The paperScanner python command

Introduction

PaperScanner is a python command to extract body text of printing character page picture (bad or not).
You can use this command with option python paperScanner.py –help to have more information.

Installation

Download the source code on github https://github.com/hiergaut/opencv/blob/master/paperScanner.py

Of course you need to have opencv library,
some additional lib : PIL and pytesseracct to recognize character.
pip install Pillow
pip install pytesseract

Usage

python paperScanner.py –read <FILENAME>
FILENAME is your picture file that you want to recover text character.

Explanation of source program

Crop and rotate target paper

Firstly we have a picture of text page like this

and we have to retrieve all sentence of this text.

So before apply image treatment operations, I want to crop only the body text and align it.
I need to find the four corner of page before use warpPerspective function,
to eliminate other color unlike the white page, I use histogram to exclude other colors
On histogram, there are two peak, on left this is the yellow color chair,
and the other is the page color, seem as yellow more white that the precedent,
is not a perfect white page.

I find the two boundary with this code

    img = cv2.cvtColor(img, cv2.COLOR_BGR2GRAY)
 
    hist = cv2.calcHist([img], [0], None, [256], [0, 256])
 
    # search max value on histogram
    M = hist[0]
    i = 0
    for j in range(1, 256):
        cur = hist[j]
        if cur > M:
            M = cur
            i = j
 
    if i > 253:
        prev = hist[i]
    else:
        prev = hist[i] + hist[i + 1] + hist[i + 2]
 
    # search first grow up on the right
    for j in range(i + 15, 254):
        cur = hist[j] + hist[j + 1] + hist[j + 2]
        if cur >= prev:
            break
        prev = cur
 
    right = j
 
    if i < 2:
        prev = hist[i]
    else:
        prev = hist[i - 2] + hist[i - 1] + hist[i]
 
    # search first grow up on the left
    for j in range(i - 15, 2, -1):
        cur = hist[j - 2] + hist[j - 1] + hist[j]
        if cur >= prev:
            break
        prev = cur
 
    left = j

after that, I make the contours, I see clearly the quadrilateral, and find the corners.

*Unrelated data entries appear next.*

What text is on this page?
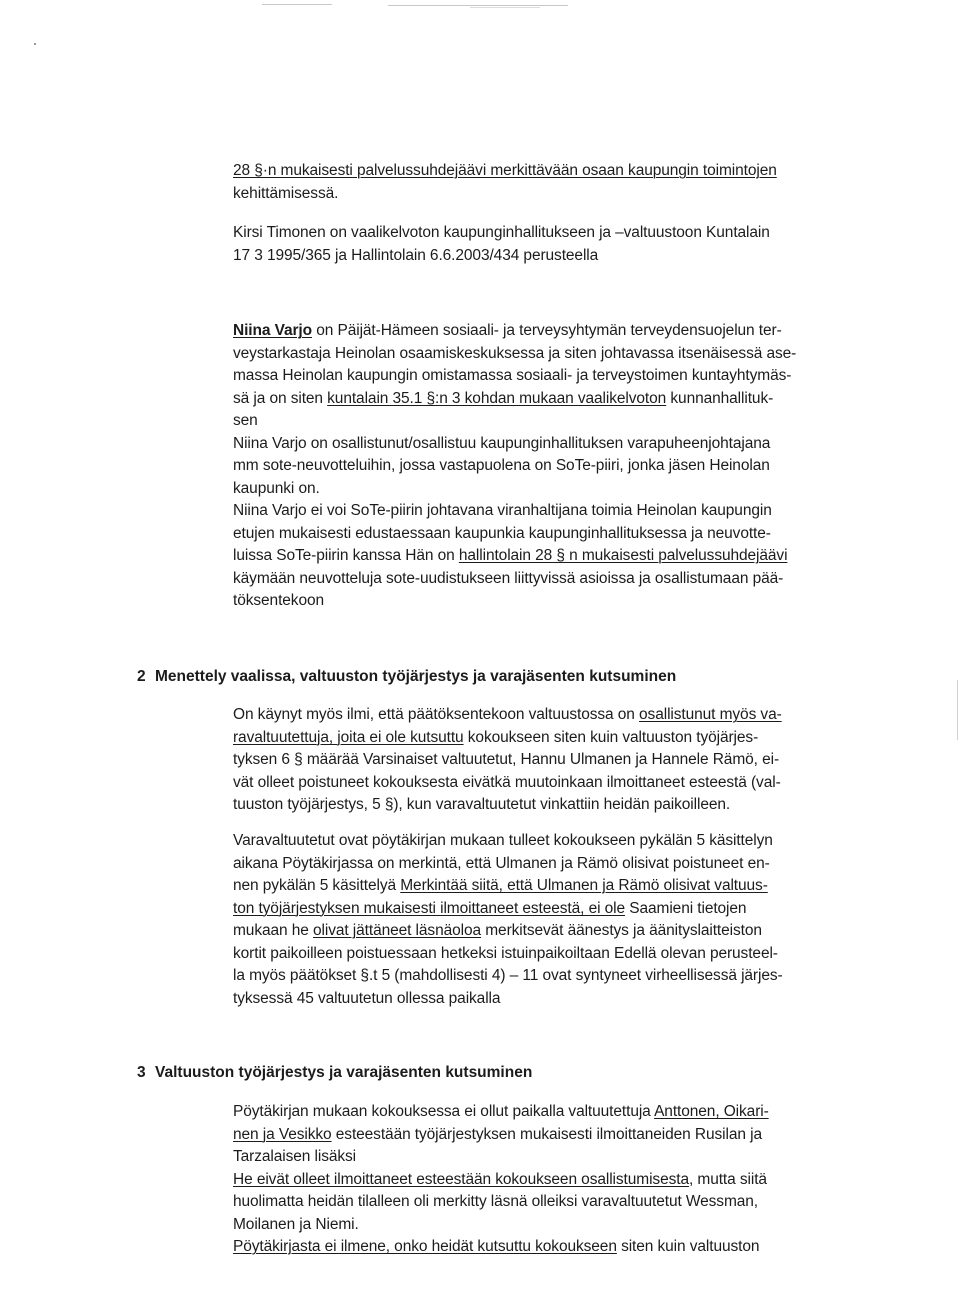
28 §·n mukaisesti palvelussuhdejäävi merkittävään osaan kaupungin toimintojen
kehittämisessä.
Kirsi Timonen on vaalikelvoton kaupunginhallitukseen ja –valtuustoon Kuntalain
17 3 1995/365 ja Hallintolain 6.6.2003/434 perusteella
Niina Varjo on Päijät-Hämeen sosiaali- ja terveysyhtymän terveydensuojelun ter-
veystarkastaja Heinolan osaamiskeskuksessa ja siten johtavassa itsenäisessä ase-
massa Heinolan kaupungin omistamassa sosiaali- ja terveystoimen kuntayhtymäs-
sä ja on siten kuntalain 35.1 §:n 3 kohdan mukaan vaalikelvoton kunnanhallituk-
sen
Niina Varjo on osallistunut/osallistuu kaupunginhallituksen varapuheenjohtajana
mm sote-neuvotteluihin, jossa vastapuolena on SoTe-piiri, jonka jäsen Heinolan
kaupunki on.
Niina Varjo ei voi SoTe-piirin johtavana viranhaltijana toimia Heinolan kaupungin
etujen mukaisesti edustaessaan kaupunkia kaupunginhallituksessa ja neuvotte-
luissa SoTe-piirin kanssa Hän on hallintolain 28 § n mukaisesti palvelussuhdejäävi
käymään neuvotteluja sote-uudistukseen liittyvissä asioissa ja osallistumaan pää-
töksentekoon
2 Menettely vaalissa, valtuuston työjärjestys ja varajäsenten kutsuminen
On käynyt myös ilmi, että päätöksentekoon valtuustossa on osallistunut myös va-
ravaltuutettuja, joita ei ole kutsuttu kokoukseen siten kuin valtuuston työjärjes-
tyksen 6 § määrää Varsinaiset valtuutetut, Hannu Ulmanen ja Hannele Rämö, ei-
vät olleet poistuneet kokouksesta eivätkä muutoinkaan ilmoittaneet esteestä (val-
tuuston työjärjestys, 5 §), kun varavaltuutetut vinkattiin heidän paikoilleen.
Varavaltuutetut ovat pöytäkirjan mukaan tulleet kokoukseen pykälän 5 käsittelyn
aikana Pöytäkirjassa on merkintä, että Ulmanen ja Rämö olisivat poistuneet en-
nen pykälän 5 käsittelyä Merkintää siitä, että Ulmanen ja Rämö olisivat valtuus-
ton työjärjestyksen mukaisesti ilmoittaneet esteestä, ei ole Saamieni tietojen
mukaan he olivat jättäneet läsnäoloa merkitsevät äänestys ja äänityslaitteiston
kortit paikoilleen poistuessaan hetkeksi istuinpaikoiltaan Edellä olevan perusteel-
la myös päätökset §.t 5 (mahdollisesti 4) – 11 ovat syntyneet virheellisessä järjes-
tyksessä 45 valtuutetun ollessa paikalla
3 Valtuuston työjärjestys ja varajäsenten kutsuminen
Pöytäkirjan mukaan kokouksessa ei ollut paikalla valtuutettuja Anttonen, Oikari-
nen ja Vesikko esteestään työjärjestyksen mukaisesti ilmoittaneiden Rusilan ja
Tarzalaisen lisäksi
He eivät olleet ilmoittaneet esteestään kokoukseen osallistumisesta, mutta siitä
huolimatta heidän tilalleen oli merkitty läsnä olleiksi varavaltuutetut Wessman,
Moilanen ja Niemi.
Pöytäkirjasta ei ilmene, onko heidät kutsuttu kokoukseen siten kuin valtuuston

    match = cv2.approxPolyDP(cnt, 0.02 * len(cnt), True)
 
    [[p], [p2], [p3], [p4]] = match
 
    zoom = 1
    w = zoom * int(cv2.norm(p - p2))
    h = zoom * int(cv2.norm(p - p4))
    if w > h:
        t = w
        w = h
        h = t
 
        pts = np.float32([[p4], [p], [p2], [p3]])
 
    else:
        pts = np.float32([[p], [p2], [p3], [p4]])
 
    pts2 = np.float32([[w, 0], [0, 0], [0, h], [w, h]])
    M = cv2.getPerspectiveTransform(pts, pts2)
    img2 = cv2.warpPerspective(img_src, M, (w, h))

the result :

Treatment (Thresholding, blurring, etc)

So now we must treat text character before launch tesseract recognition I remove the margin to remove folding

    h, w = img.shape[:2]
 
    margin = 100
    img = img[margin:h - margin, margin: w - margin]

Treatment to improve the quality and the sharpness of character

    img = cv2.cvtColor(img, cv2.COLOR_BGR2GRAY)
    img = cv2.threshold(img, 0, 255, cv2.THRESH_BINARY | cv2.THRESH_OTSU)[1]

Character Recognition

finally I use tesseract and check if each word exist in a language text dictionary

    img2 = Image.fromarray(img)
    txt = pytesseract.image_to_string(img2, lang='fra')
 
    file =open('frenchWord.txt', 'r')
    keyword_list = file.read().split()
 
    cpt =0
    for word in txt.split():
        if word in keyword_list:
            print(word)
            cpt +=1
 
    nbWord =len(txt.split())
 
    print("\naccuracy = ", cpt, '/', nbWord, ' ', "%.1f" % (cpt *100 /nbWord), "%")

after ten seconds, I find 34.4% correct French word in the text.